- Born: 1 January 1960 (age 66) Florina, Greece
- Education: University of Technology Sydney
- Occupations: Journalist, academic, documentary film-maker
- Employer(s): Special Broadcasting Service, Australian Broadcasting Corporation
- Television: Dateline, Foreign Correspondent, Lateline, Asia Pacific Focus

= Helen Vatsikopoulos =

Australian journalist, academic and documentary film-maker

Helen Vatsikopoulos (born 1 January 1960) is an Australian journalist, academic and documentary film–maker.

== Life ==

Helen Vatsikopoulos was born in Florina and early in her life lived in Laimos, a village in Western Macedonia, Greece. One of her grandmothers was a Slavophone Macedonian, her father identified as a Greek and some members of her family as Macedonian. She and her parents immigrated to Australia in 1965 and lived in Adelaide, South Australia. Vatsikopoulos was raised in a working class family and they were involved in the local Greek community. In her youth, she had a patriotic Greek upbringing and on weekends attended Greek language school. Vatsikopoulos considered herself Greek Macedonian during the Macedonia naming dispute.

For 27 years, Vatsikopoulos was a journalist and served as an international reporter early on in her career. As a reporter, she worked for the Special Broadcasting Service (SBS) and also hosted their Dateline current affairs program. At the Australian Broadcasting Corporation (ABC) she was a reporter for the Foreign Correspondent program, a reporter and producer for Lateline and was host on the Asia Pacific Focus program and the Australia Network.

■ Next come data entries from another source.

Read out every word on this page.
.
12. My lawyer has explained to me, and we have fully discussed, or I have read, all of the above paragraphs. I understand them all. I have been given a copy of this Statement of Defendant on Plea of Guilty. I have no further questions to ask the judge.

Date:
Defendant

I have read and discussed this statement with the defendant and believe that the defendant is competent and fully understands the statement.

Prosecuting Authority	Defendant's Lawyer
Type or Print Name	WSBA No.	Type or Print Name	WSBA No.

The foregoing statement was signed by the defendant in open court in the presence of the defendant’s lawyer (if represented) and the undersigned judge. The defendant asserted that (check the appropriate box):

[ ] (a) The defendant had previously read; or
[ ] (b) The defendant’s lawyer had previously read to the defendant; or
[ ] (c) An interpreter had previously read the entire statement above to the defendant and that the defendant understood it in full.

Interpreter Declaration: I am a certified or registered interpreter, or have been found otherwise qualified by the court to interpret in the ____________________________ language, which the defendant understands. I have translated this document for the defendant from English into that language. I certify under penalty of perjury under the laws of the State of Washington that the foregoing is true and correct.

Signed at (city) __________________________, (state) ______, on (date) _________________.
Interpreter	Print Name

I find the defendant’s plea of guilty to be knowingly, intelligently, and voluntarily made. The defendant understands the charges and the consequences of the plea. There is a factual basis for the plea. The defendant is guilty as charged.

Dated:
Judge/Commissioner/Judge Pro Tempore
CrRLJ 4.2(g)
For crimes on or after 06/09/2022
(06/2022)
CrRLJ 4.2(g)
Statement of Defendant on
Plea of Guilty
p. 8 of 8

Later in life, Vatsikopoulos researched her family history and for her doctorate, the topics of migration, complex ethno–linguistic identities and the Greek Civil War. In September 2011, Vatsikopoulos joined the University of Technology, Sydney and is a lecturer in Journalism and holds a Doctorate in Creative Arts (2019).

== Awards ==

In 1992, Vatsikopoulos won a Walkley Award for All Media/Best International Report for her body of work on the dissolution of the Soviet Union, for SBS's Dateline.